Deep Learning (DL) has emerged as a powerful tool for solving complex problems invarious domains, including natural language processing and computer vision. DL, being an
empirical process, requires tuning of hyperparameters and exploring neural network architectures
which involve significant compute resources, storage, memory, time, and human effort. While
tools exist to address challenges associated with large datasets or with large DL models, there is
a notable scarcity of comprehensive solutions that efficiently handle both large-scale models as
well as large-scale datasets. The advent of Transformers and Large Language Models(LLMs)
have underlined these problems and made overcoming them ever more significant. Unlike big
tech, these issues are particularly acute for small-scale companies and individuals.
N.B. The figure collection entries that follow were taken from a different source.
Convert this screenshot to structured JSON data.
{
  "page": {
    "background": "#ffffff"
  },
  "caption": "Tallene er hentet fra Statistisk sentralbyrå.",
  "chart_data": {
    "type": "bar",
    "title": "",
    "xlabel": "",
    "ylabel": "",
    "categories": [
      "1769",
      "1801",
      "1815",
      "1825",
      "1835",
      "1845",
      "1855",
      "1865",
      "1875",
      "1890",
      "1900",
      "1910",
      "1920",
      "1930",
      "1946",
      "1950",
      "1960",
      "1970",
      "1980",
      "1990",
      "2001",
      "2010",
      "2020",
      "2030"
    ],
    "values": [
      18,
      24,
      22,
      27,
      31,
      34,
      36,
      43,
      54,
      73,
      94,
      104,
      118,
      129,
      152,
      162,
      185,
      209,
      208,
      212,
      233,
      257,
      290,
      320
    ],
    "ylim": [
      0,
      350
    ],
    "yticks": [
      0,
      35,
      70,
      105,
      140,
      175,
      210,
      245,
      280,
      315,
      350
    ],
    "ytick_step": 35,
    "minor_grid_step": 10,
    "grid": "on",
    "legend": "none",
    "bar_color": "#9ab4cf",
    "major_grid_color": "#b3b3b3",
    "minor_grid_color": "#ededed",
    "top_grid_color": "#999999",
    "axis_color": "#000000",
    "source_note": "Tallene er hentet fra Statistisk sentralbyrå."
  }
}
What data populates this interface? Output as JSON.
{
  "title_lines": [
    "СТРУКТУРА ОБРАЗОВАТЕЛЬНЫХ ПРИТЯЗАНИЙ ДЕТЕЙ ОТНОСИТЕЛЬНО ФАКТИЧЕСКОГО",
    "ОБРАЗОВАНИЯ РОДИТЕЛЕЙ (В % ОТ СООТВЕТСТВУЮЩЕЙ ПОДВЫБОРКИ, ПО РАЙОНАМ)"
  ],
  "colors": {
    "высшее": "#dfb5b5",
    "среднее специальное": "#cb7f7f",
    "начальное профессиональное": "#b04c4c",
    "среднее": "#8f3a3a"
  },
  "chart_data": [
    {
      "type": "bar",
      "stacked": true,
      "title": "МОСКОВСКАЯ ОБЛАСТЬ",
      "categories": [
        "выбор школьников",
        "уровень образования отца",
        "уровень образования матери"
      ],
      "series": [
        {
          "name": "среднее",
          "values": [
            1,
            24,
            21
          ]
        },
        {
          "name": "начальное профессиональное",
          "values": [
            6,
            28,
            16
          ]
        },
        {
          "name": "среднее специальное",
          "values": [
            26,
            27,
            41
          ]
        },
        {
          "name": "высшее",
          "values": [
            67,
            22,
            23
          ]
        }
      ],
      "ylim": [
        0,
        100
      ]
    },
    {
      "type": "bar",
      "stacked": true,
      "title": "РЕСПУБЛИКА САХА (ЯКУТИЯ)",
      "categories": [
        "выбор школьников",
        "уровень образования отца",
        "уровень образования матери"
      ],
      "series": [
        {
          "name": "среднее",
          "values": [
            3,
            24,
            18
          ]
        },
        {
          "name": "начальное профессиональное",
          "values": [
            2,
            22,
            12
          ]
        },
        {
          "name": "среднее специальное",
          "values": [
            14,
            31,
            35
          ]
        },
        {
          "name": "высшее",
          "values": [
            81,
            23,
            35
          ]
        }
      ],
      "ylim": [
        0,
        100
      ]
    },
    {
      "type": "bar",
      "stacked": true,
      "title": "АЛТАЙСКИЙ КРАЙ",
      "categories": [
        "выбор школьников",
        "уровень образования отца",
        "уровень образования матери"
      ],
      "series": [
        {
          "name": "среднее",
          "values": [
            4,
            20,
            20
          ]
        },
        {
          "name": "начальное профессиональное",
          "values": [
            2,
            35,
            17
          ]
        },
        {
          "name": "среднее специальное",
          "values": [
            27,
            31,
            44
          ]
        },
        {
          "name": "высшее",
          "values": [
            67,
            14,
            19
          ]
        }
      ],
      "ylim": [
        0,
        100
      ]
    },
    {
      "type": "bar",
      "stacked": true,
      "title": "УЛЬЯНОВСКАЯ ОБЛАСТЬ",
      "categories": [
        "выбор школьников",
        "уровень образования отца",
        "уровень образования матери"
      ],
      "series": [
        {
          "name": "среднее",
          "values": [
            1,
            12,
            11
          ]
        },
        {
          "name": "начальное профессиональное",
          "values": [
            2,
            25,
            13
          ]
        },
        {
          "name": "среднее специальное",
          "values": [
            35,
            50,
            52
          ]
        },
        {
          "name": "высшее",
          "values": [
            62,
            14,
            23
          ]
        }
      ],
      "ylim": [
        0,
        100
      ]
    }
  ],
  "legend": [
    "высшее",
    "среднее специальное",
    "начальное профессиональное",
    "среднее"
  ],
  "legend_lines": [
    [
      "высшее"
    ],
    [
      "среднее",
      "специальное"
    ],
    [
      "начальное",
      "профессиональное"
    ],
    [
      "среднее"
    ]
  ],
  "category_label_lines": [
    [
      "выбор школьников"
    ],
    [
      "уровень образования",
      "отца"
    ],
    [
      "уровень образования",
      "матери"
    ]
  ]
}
There is a need to democratize large-scale DL.
As a response, we propose a novel end-to-end platform that provides efficient scaling of
DL in a cluster, regardless of the size of the datasets or models. Our platform can preprocess
data, train, validate, and test models, as well as visualize results - all under one roof. Cerebro
achieves this through its novel scheduler which is a hybrid of task, data and model parallelism.
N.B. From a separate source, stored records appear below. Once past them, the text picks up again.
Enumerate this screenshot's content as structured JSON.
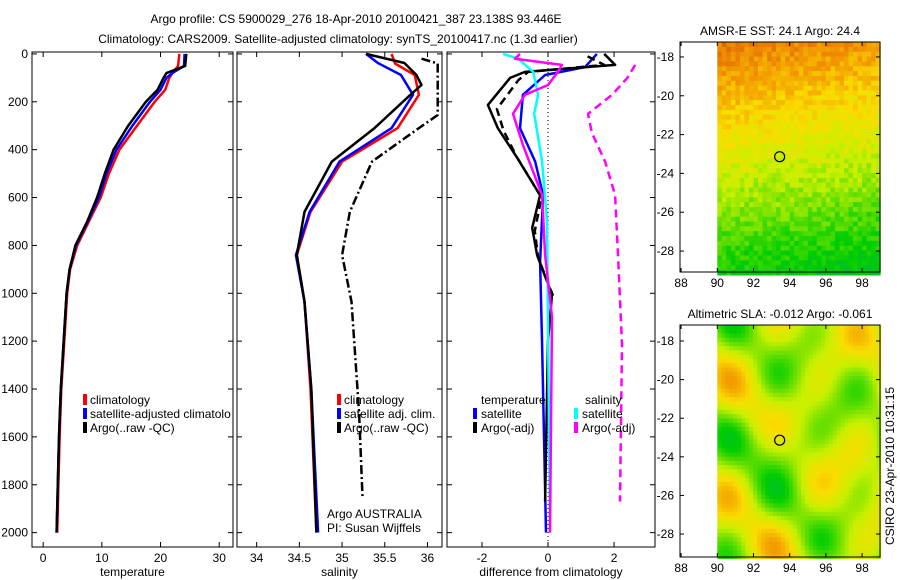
{
  "title_line1": "Argo profile: CS 5900029_276 18-Apr-2010 20100421_387 23.138S 93.446E",
  "title_line2": "Climatology: CARS2009. Satellite-adjusted climatology: synTS_20100417.nc (1.3d earlier)",
  "credit_line1": "Argo AUSTRALIA",
  "credit_line2": "PI: Susan Wijffels",
  "timestamp": "CSIRO 23-Apr-2010 10:31:15",
  "colors": {
    "red": "#ff0000",
    "blue": "#0000ff",
    "black": "#000000",
    "cyan": "#00ffff",
    "magenta": "#ff00ff"
  },
  "chart_data": [
    {
      "type": "line",
      "id": "temperature",
      "xlabel": "temperature",
      "ylabel": "",
      "xlim": [
        -1.9,
        32.35
      ],
      "ylim": [
        2060,
        -8
      ],
      "y_reversed": true,
      "xticks": [
        "0",
        "10",
        "20",
        "30"
      ],
      "xtick_values": [
        0,
        10,
        20,
        30
      ],
      "yticks": [
        "0",
        "200",
        "400",
        "600",
        "800",
        "1000",
        "1200",
        "1400",
        "1600",
        "1800",
        "2000"
      ],
      "ytick_values": [
        0,
        200,
        400,
        600,
        800,
        1000,
        1200,
        1400,
        1600,
        1800,
        2000
      ],
      "legend": {
        "placement": "middle-left",
        "entries": [
          "climatology",
          "satellite-adjusted climatolo",
          "Argo(..raw -QC)"
        ]
      },
      "series": [
        {
          "name": "climatology",
          "color": "red",
          "style": "solid",
          "depth": [
            0,
            50,
            80,
            100,
            150,
            200,
            300,
            400,
            500,
            600,
            700,
            800,
            900,
            1000,
            1200,
            1400,
            1600,
            1800,
            2000
          ],
          "values": [
            23.2,
            23,
            22,
            21.5,
            20.8,
            19,
            16,
            13,
            11.2,
            9.8,
            7.8,
            5.8,
            4.6,
            4.1,
            3.6,
            3.1,
            2.8,
            2.6,
            2.4
          ]
        },
        {
          "name": "satellite-adjusted climatology",
          "color": "blue",
          "style": "solid",
          "depth": [
            0,
            50,
            80,
            100,
            150,
            200,
            300,
            400,
            500,
            600,
            700,
            800,
            900,
            1000,
            1200,
            1400,
            1600,
            1800,
            2000
          ],
          "values": [
            24.1,
            24,
            22,
            21,
            20,
            18.2,
            15.2,
            12.5,
            10.8,
            9.5,
            7.6,
            5.6,
            4.5,
            4,
            3.5,
            3,
            2.7,
            2.5,
            2.3
          ]
        },
        {
          "name": "Argo(..raw -QC)",
          "color": "black",
          "style": "solid",
          "depth": [
            0,
            50,
            80,
            100,
            150,
            200,
            300,
            400,
            500,
            600,
            700,
            800,
            900,
            1000,
            1200,
            1400,
            1600,
            1800,
            2000
          ],
          "values": [
            24.4,
            24.2,
            21,
            20.5,
            19.5,
            17.5,
            14.5,
            12,
            10.5,
            9.2,
            7.5,
            5.5,
            4.5,
            4,
            3.5,
            3,
            2.7,
            2.5,
            2.3
          ]
        }
      ]
    },
    {
      "type": "line",
      "id": "salinity",
      "xlabel": "salinity",
      "ylabel": "",
      "xlim": [
        33.77,
        36.17
      ],
      "ylim": [
        2060,
        -8
      ],
      "y_reversed": true,
      "xticks": [
        "34",
        "34.5",
        "35",
        "35.5",
        "36"
      ],
      "xtick_values": [
        34,
        34.5,
        35,
        35.5,
        36
      ],
      "legend": {
        "placement": "middle-right",
        "entries": [
          "climatology",
          "satellite adj. clim.",
          "Argo(..raw -QC)"
        ]
      },
      "series": [
        {
          "name": "climatology",
          "color": "red",
          "style": "solid",
          "depth": [
            0,
            40,
            88,
            171,
            310,
            450,
            660,
            840,
            1035,
            1400,
            2000
          ],
          "values": [
            35.58,
            35.62,
            35.85,
            35.9,
            35.65,
            35.0,
            34.63,
            34.47,
            34.56,
            34.63,
            34.7
          ]
        },
        {
          "name": "satellite adj. clim.",
          "color": "blue",
          "style": "solid",
          "depth": [
            0,
            38,
            88,
            171,
            310,
            450,
            660,
            840,
            1035,
            1400,
            2000
          ],
          "values": [
            35.28,
            35.42,
            35.69,
            35.83,
            35.58,
            34.97,
            34.62,
            34.46,
            34.56,
            34.64,
            34.72
          ]
        },
        {
          "name": "Argo(..raw -QC)",
          "color": "black",
          "style": "solid",
          "depth": [
            0,
            38,
            88,
            130,
            171,
            310,
            450,
            660,
            840,
            1035,
            1400,
            2000
          ],
          "values": [
            35.28,
            35.73,
            35.87,
            35.93,
            35.8,
            35.38,
            34.88,
            34.56,
            34.47,
            34.56,
            34.64,
            34.7
          ]
        },
        {
          "name": "Argo raw",
          "color": "black",
          "style": "dashdot",
          "depth": [
            20,
            40,
            255,
            310,
            450,
            660,
            840,
            1035,
            1500,
            1860
          ],
          "values": [
            35.93,
            36.12,
            36.12,
            35.9,
            35.35,
            35.09,
            35.0,
            35.11,
            35.2,
            35.24
          ]
        }
      ]
    },
    {
      "type": "line",
      "id": "difference",
      "xlabel": "difference from climatology",
      "ylabel": "",
      "xlim": [
        -3.06,
        3.24
      ],
      "ylim": [
        2060,
        -8
      ],
      "y_reversed": true,
      "xticks": [
        "-2",
        "0",
        "2"
      ],
      "xtick_values": [
        -2,
        0,
        2
      ],
      "legend": {
        "placement": "middle",
        "temperature_heading": "temperature",
        "salinity_heading": "salinity",
        "entries": [
          "satellite",
          "Argo(-adj)",
          "satellite",
          "Argo(-adj)"
        ]
      },
      "series": [
        {
          "name": "temperature satellite",
          "color": "blue",
          "style": "solid",
          "depth": [
            0,
            55,
            88,
            171,
            310,
            450,
            590,
            870,
            1215,
            2000
          ],
          "values": [
            1.48,
            1.12,
            -0.09,
            -0.76,
            -0.85,
            -0.39,
            -0.15,
            -0.24,
            -0.18,
            -0.06
          ]
        },
        {
          "name": "temperature Argo(-adj)",
          "color": "black",
          "style": "solid",
          "depth": [
            0,
            46,
            75,
            100,
            213,
            310,
            420,
            590,
            727,
            840,
            1006,
            1200,
            1870
          ],
          "values": [
            1.7,
            2.03,
            -0.7,
            -1.15,
            -1.82,
            -1.52,
            -1.0,
            -0.24,
            -0.48,
            -0.33,
            0.12,
            0.0,
            -0.09
          ]
        },
        {
          "name": "temperature Argo raw",
          "color": "black",
          "style": "dashed",
          "depth": [
            10,
            46,
            75,
            110,
            230,
            320,
            430,
            600,
            740,
            850,
            1010
          ],
          "values": [
            1.2,
            1.7,
            -0.6,
            -0.9,
            -1.55,
            -1.35,
            -0.95,
            -0.2,
            -0.4,
            -0.3,
            0.15
          ]
        },
        {
          "name": "salinity satellite",
          "color": "cyan",
          "style": "solid",
          "depth": [
            0,
            20,
            75,
            171,
            250,
            450,
            700,
            2000
          ],
          "values": [
            -1.36,
            -0.9,
            -0.45,
            -0.3,
            -0.42,
            -0.18,
            -0.03,
            0.06
          ]
        },
        {
          "name": "salinity Argo(-adj)",
          "color": "magenta",
          "style": "solid",
          "depth": [
            0,
            20,
            46,
            75,
            130,
            171,
            250,
            380,
            590,
            840,
            1100,
            2000
          ],
          "values": [
            -0.85,
            -1.0,
            0.42,
            0.3,
            0,
            -0.7,
            -1.06,
            -0.76,
            -0.18,
            -0.09,
            0.12,
            0.06
          ]
        },
        {
          "name": "salinity Argo raw",
          "color": "magenta",
          "style": "dashed",
          "depth": [
            46,
            100,
            171,
            250,
            330,
            450,
            590,
            840,
            1215,
            1870
          ],
          "values": [
            2.64,
            2.4,
            1.94,
            1.21,
            1.33,
            1.73,
            2.03,
            2.12,
            2.24,
            2.18
          ]
        }
      ]
    },
    {
      "type": "heatmap",
      "id": "sst-map",
      "title": "AMSR-E SST: 24.1 Argo: 24.4",
      "xlim": [
        87.94,
        98.99
      ],
      "ylim": [
        -29.08,
        -17.23
      ],
      "xticks": [
        "88",
        "90",
        "92",
        "94",
        "96",
        "98"
      ],
      "xtick_values": [
        88,
        90,
        92,
        94,
        96,
        98
      ],
      "yticks": [
        "-18",
        "-20",
        "-22",
        "-24",
        "-26",
        "-28"
      ],
      "ytick_values": [
        -18,
        -20,
        -22,
        -24,
        -26,
        -28
      ],
      "data_extent_lon": [
        90,
        98.9
      ],
      "profile_location": {
        "lon": 93.446,
        "lat": -23.138
      }
    },
    {
      "type": "heatmap",
      "id": "sla-map",
      "title": "Altimetric SLA: -0.012 Argo: -0.061",
      "xlim": [
        87.94,
        98.99
      ],
      "ylim": [
        -29.19,
        -17.17
      ],
      "xticks": [
        "88",
        "90",
        "92",
        "94",
        "96",
        "98"
      ],
      "xtick_values": [
        88,
        90,
        92,
        94,
        96,
        98
      ],
      "yticks": [
        "-18",
        "-20",
        "-22",
        "-24",
        "-26",
        "-28"
      ],
      "ytick_values": [
        -18,
        -20,
        -22,
        -24,
        -26,
        -28
      ],
      "data_extent_lon": [
        90,
        98.9
      ],
      "profile_location": {
        "lon": 93.446,
        "lat": -23.138
      }
    }
  ]
}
Our design supports fault tolerance and cluster resource heterogeneity. Implementing Cerebro’s
user-friendly templates makes scaling DL effortless, allowing users to work seamlessly with the
same familiarity as on their local machines. To evaluate our platform, we conducted experiments
on various DL tasks, including image captioning and object detection. The experiments demon-
strated that our platform provides efficient scaling of DL workloads, significantly reducing the
time, effort, and resource costs required for large-scale model selection. This thesis describes the methods and approaches taken in the design and development
of the Cerebro platform. We also discuss in detail our experimental observations of Cerebro in
action and outline the directions this work can take in the future.